Il collegio ritiene di aderire appieno alla motivazione della proposta di definizione agevolata, condividendone del tutto il contenuto. Al riguardo, la tesi della piena legittimità del mutuo solutorio risulta confermata dalla sopravvenuta recente sentenza delle Sezioni Unite di questa Corte (n. 5841/2025) a tenore della quale è valido e, in presenza dei requisiti prescritti dall’art. 474 c.p.c., costituisce titolo esecutivo il contratto di mutuo “solutorio”, il quale si perfeziona, con la conseguente nascita dell’obbligo di restituzione a carico del mutuatario, nel momento in cui la somma mutuata, ancorché non consegnata materialmente, è posta nella disponibilità giuridica del mutuatario medesimo, attraverso l’acRAGIONE_SOCIALE su conto corrente, e non rileva in contrario che le somme stesse siano immediatamente destinate a ripianare pregresse esposizioni debitorie nei confronti della banca mutuante, costituendo tale destinazione frutto di atti dispositivi comunque distinti ed estranei alla fattispecie contrattuale.
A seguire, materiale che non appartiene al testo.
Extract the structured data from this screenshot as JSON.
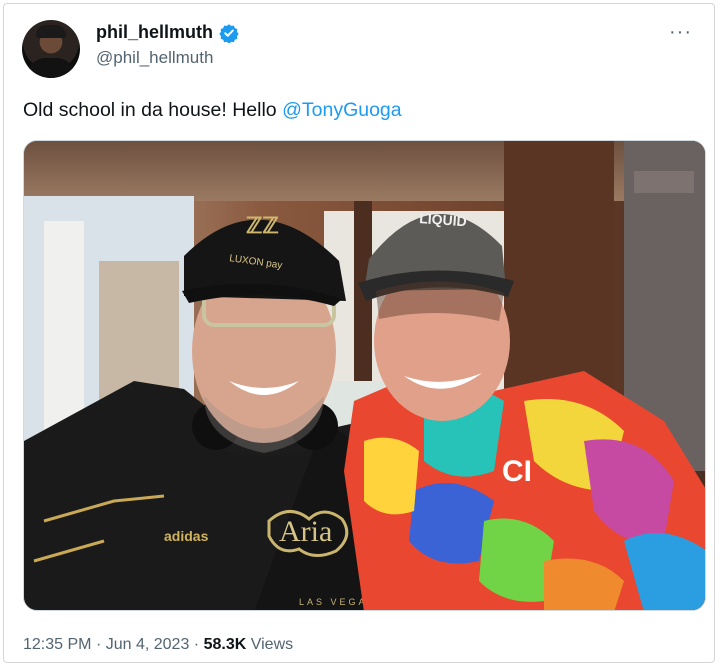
{
  "author": {
    "display_name": "phil_hellmuth",
    "handle": "@phil_hellmuth",
    "verified_icon": "verified-badge-icon",
    "avatar_icon": "avatar-photo"
  },
  "more_icon": "more-options-icon",
  "tweet": {
    "text": "Old school in da house! Hello ",
    "mention": "@TonyGuoga"
  },
  "photo": {
    "cap_left_text": "LUXON pay",
    "cap_right_text": "LIQUID",
    "shirt_text": "Aria",
    "shirt_subtext": "LAS VEGAS",
    "shirt_right_text": "CI"
  },
  "meta": {
    "time": "12:35 PM",
    "separator": "·",
    "date": "Jun 4, 2023",
    "views_count": "58.3K",
    "views_label": "Views"
  },
  "colors": {
    "accent": "#1d9bf0",
    "secondary_text": "#536471"
  }
}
Parte ricorrente, nella memoria depositata, ha rinunciato ai motivi concernenti la nullità del mutuo solutorio – alla luce della suddetta sentenza delle SU- riportandosi genericamente agli altri motivi e alla questione dei debiti inesistenti al cui ripianamento era stato finalizzato
il contratto di mutuo, senza contestare specificamente quanto dedotto nella suddetta proposta di definizione anticipata.
Le spese seguono la soccombenza; in applicazione dell’art. 96, c. 3° e 4°, come richiamati dall’art. 380 bis , c.p.c. i soccombenti vanno condannati anche al pagamento del doppio delle spese liquidate (come da dispositivo) e al pagamento della somma di euro 2.500,00 a favore della cassa delle ammende.
P.Q.M.
La Corte rigetta il ricorso;
condanna i ricorrenti al pagamento, in favore della controricorrente, delle spese di giudizio, che liquida nella somma di euro 7.200,00 di cui 200,00 per esborsi, oltre alla maggiorazione del 15% per rimborso forfettario delle spese generali, iva ed accessori di legge.
Condanna i ricorrenti, a norma dell’art. 96, c.3, c.p.c., al pagamento dell’ulteriore somma di euro 7. 000,00 in favore della controricorrente.
Condanna altresì i ricorrenti al pagamento della somma di euro 2.500,00 in favore della Cassa delle ammende.
Ai sensi dell’art. 13, comma 1 -quater , del d.p.r. n.115/02, dà atto della sussistenza dei presupposti per il versamento, da parte dei ricorrenti, dell’ulteriore importo a titolo di contributo unificato pari a quello dovuto per il ricorso principale, a norma del comma 1 bis dello stesso articolo 13, ove dovuto.
Così deciso, in Roma, nella camera di consiglio del 10 ottobre 2025.